Пароход был огромен, почти втрое больше самого большого из стоящих рядом с ним парусников. Он выглядел так, будто вернулся из боя — краска на бортах облупилась, кое-где расползалась пена ржавчины, а нарисованные на носу глаза и оскаленную пасть пересекала частая сетка глубоких царапин, похожих на шрамы. Весла были задраны над водой, словно паучьи лапы.

«Зрелище и правда… сюрреалистичное. А ведь его изобретатель, Джеф Финч, говорит, что за пароходами будущее. Неужели правда? Будет жаль…» — отстраненно подумал Уолтер.

У парохода он заметил пару десятков человек, таскающих с пристани на судно с мешки и ящики. Кажется, пароход готовился к отплытию.

Капитана можно было узнать без труда. Он походил на свой корабль и единственный стоял неподвижно. Огромный мужчина, ростом, может быть, даже выше Хенрика, с черными волосами, высеребренными частыми прядями седины. Уолтер успел подумать, что ему не меньше пятидесяти, но, когда мужчина обернулся, стало ясно, что это не так.

Он казался ровесником Уолтера. Лицо его было испещрено невероятным количеством шрамов, словно от осколков. От правого уголка губ к виску тянулся особенно яркий — белый, похожий на протянутую под кожей веревку.

«Кто же так криво тебя заштопал, друг? Неужели сам шил?» — подумал Уолтер.

— Что, интересно? — хрипло спросил его мужчина.

Уолтер подошел ближе.

— У вас необычный корабль.
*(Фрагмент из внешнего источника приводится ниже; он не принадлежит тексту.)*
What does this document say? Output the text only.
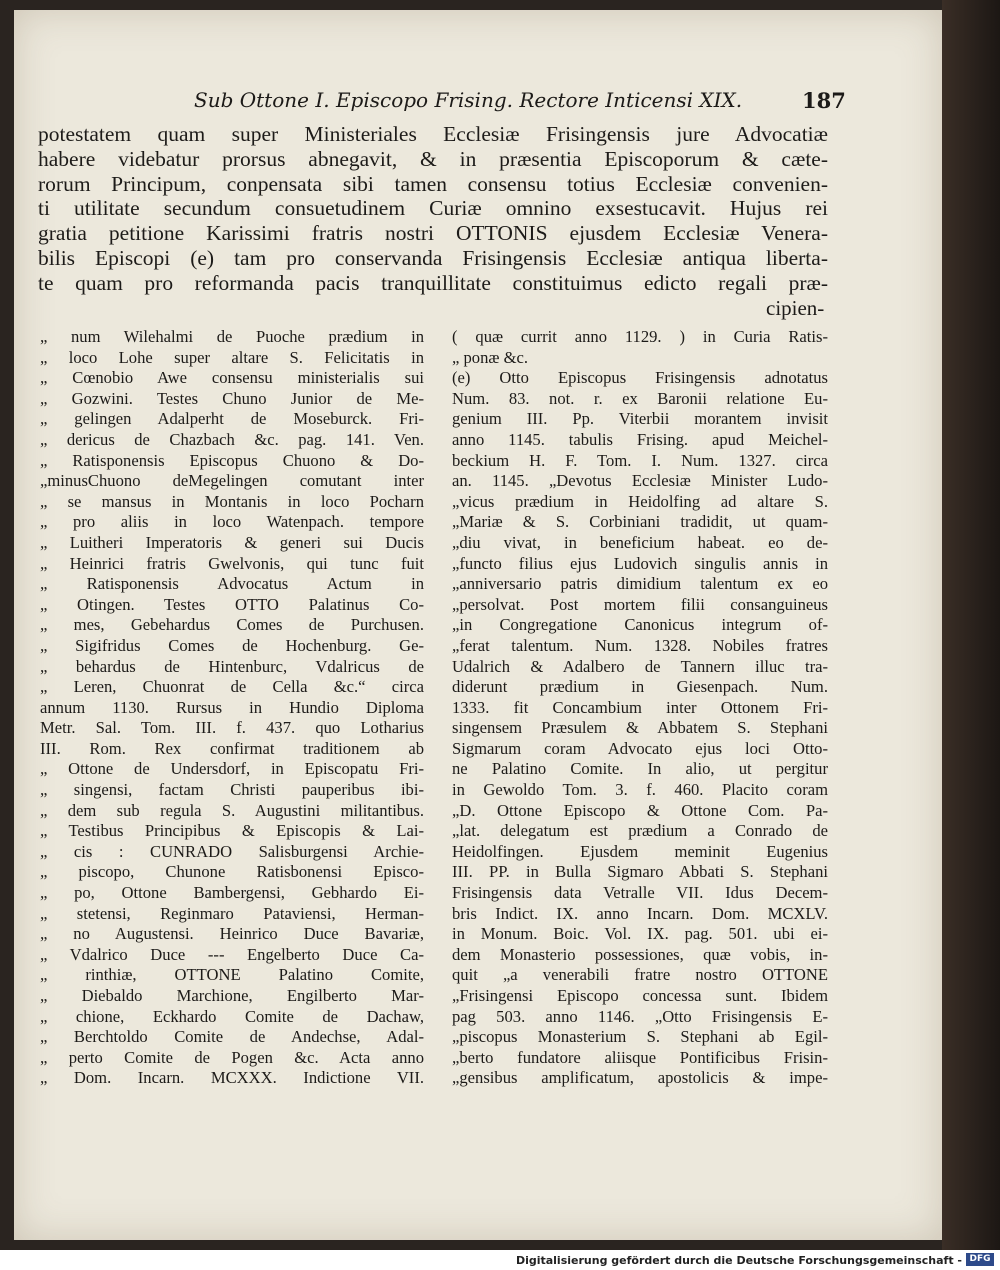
Sub Ottone I. Episcopo Frising. Rectore Inticensi XIX.	187
potestatem quam super Ministeriales Ecclesiæ Frisingensis jure Advocatiæ
habere videbatur prorsus abnegavit, & in præsentia Episcoporum & cæte-
rorum Principum, conpensata sibi tamen consensu totius Ecclesiæ convenien-
ti utilitate secundum consuetudinem Curiæ omnino exsestucavit. Hujus rei
gratia petitione Karissimi fratris nostri OTTONIS ejusdem Ecclesiæ Venera-
bilis Episcopi (e) tam pro conservanda Frisingensis Ecclesiæ antiqua liberta-
te quam pro reformanda pacis tranquillitate constituimus edicto regali præ-
cipien-
„ num Wilehalmi de Puoche prædium in
„ loco Lohe super altare S. Felicitatis in
„ Cœnobio Awe consensu ministerialis sui
„ Gozwini. Testes Chuno Junior de Me-
„ gelingen Adalperht de Moseburck. Fri-
„ dericus de Chazbach &c. pag. 141. Ven.
„ Ratisponensis Episcopus Chuono & Do-
„minusChuono deMegelingen comutant inter
„ se mansus in Montanis in loco Pocharn
„ pro aliis in loco Watenpach. tempore
„ Luitheri Imperatoris & generi sui Ducis
„ Heinrici fratris Gwelvonis, qui tunc fuit
„ Ratisponensis Advocatus Actum in
„ Otingen. Testes OTTO Palatinus Co-
„ mes, Gebehardus Comes de Purchusen.
„ Sigifridus Comes de Hochenburg. Ge-
„ behardus de Hintenburc, Vdalricus de
„ Leren, Chuonrat de Cella &c.“ circa
annum 1130. Rursus in Hundio Diploma
Metr. Sal. Tom. III. f. 437. quo Lotharius
III. Rom. Rex confirmat traditionem ab
„ Ottone de Undersdorf, in Episcopatu Fri-
„ singensi, factam Christi pauperibus ibi-
„ dem sub regula S. Augustini militantibus.
„ Testibus Principibus & Episcopis & Lai-
„ cis : CUNRADO Salisburgensi Archie-
„ piscopo, Chunone Ratisbonensi Episco-
„ po, Ottone Bambergensi, Gebhardo Ei-
„ stetensi, Reginmaro Pataviensi, Herman-
„ no Augustensi. Heinrico Duce Bavariæ,
„ Vdalrico Duce --- Engelberto Duce Ca-
„ rinthiæ, OTTONE Palatino Comite,
„ Diebaldo Marchione, Engilberto Mar-
„ chione, Eckhardo Comite de Dachaw,
„ Berchtoldo Comite de Andechse, Adal-
„ perto Comite de Pogen &c. Acta anno
„ Dom. Incarn. MCXXX. Indictione VII.
( quæ currit anno 1129. ) in Curia Ratis-
„ ponæ &c.
(e) Otto Episcopus Frisingensis adnotatus
Num. 83. not. r. ex Baronii relatione Eu-
genium III. Pp. Viterbii morantem invisit
anno 1145. tabulis Frising. apud Meichel-
beckium H. F. Tom. I. Num. 1327. circa
an. 1145. „Devotus Ecclesiæ Minister Ludo-
„vicus prædium in Heidolfing ad altare S.
„Mariæ & S. Corbiniani tradidit, ut quam-
„diu vivat, in beneficium habeat. eo de-
„functo filius ejus Ludovich singulis annis in
„anniversario patris dimidium talentum ex eo
„persolvat. Post mortem filii consanguineus
„in Congregatione Canonicus integrum of-
„ferat talentum. Num. 1328. Nobiles fratres
Udalrich & Adalbero de Tannern illuc tra-
diderunt prædium in Giesenpach. Num.
1333. fit Concambium inter Ottonem Fri-
singensem Præsulem & Abbatem S. Stephani
Sigmarum coram Advocato ejus loci Otto-
ne Palatino Comite. In alio, ut pergitur
in Gewoldo Tom. 3. f. 460. Placito coram
„D. Ottone Episcopo & Ottone Com. Pa-
„lat. delegatum est prædium a Conrado de
Heidolfingen. Ejusdem meminit Eugenius
III. PP. in Bulla Sigmaro Abbati S. Stephani
Frisingensis data Vetralle VII. Idus Decem-
bris Indict. IX. anno Incarn. Dom. MCXLV.
in Monum. Boic. Vol. IX. pag. 501. ubi ei-
dem Monasterio possessiones, quæ vobis, in-
quit „a venerabili fratre nostro OTTONE
„Frisingensi Episcopo concessa sunt. Ibidem
pag 503. anno 1146. „Otto Frisingensis E-
„piscopus Monasterium S. Stephani ab Egil-
„berto fundatore aliisque Pontificibus Frisin-
„gensibus amplificatum, apostolicis & impe-
Digitalisierung gefördert durch die Deutsche Forschungsgemeinschaft - DFG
Простите, вас, наверное, утомили еще вчера.

— Я думал, ты слепой.

— У меня чувствительные к свету глаза, — привычно соврал Уолтер.

— Да ты прямо как стокер — ну, этот, кровосос. Смотри. «Ханда» любит, когда ею восхищаются, как всякая женщина. А сейчас она как никогда заслуживает восхищения.

Голос у него был таким низким, что Уолтер с трудом различал слова. Спустя пару секунд, привыкнув к его грубости, он понял, почему мужчина говорил так странно — этот ужасный голос выражал настоящую нежность. Он говорил о своем корабле, словно о любимой женщине.

Уолтера пугала «Ханда», но на ум пришли вчерашние слова Хенрика, что на пароходы реже нападают пираты.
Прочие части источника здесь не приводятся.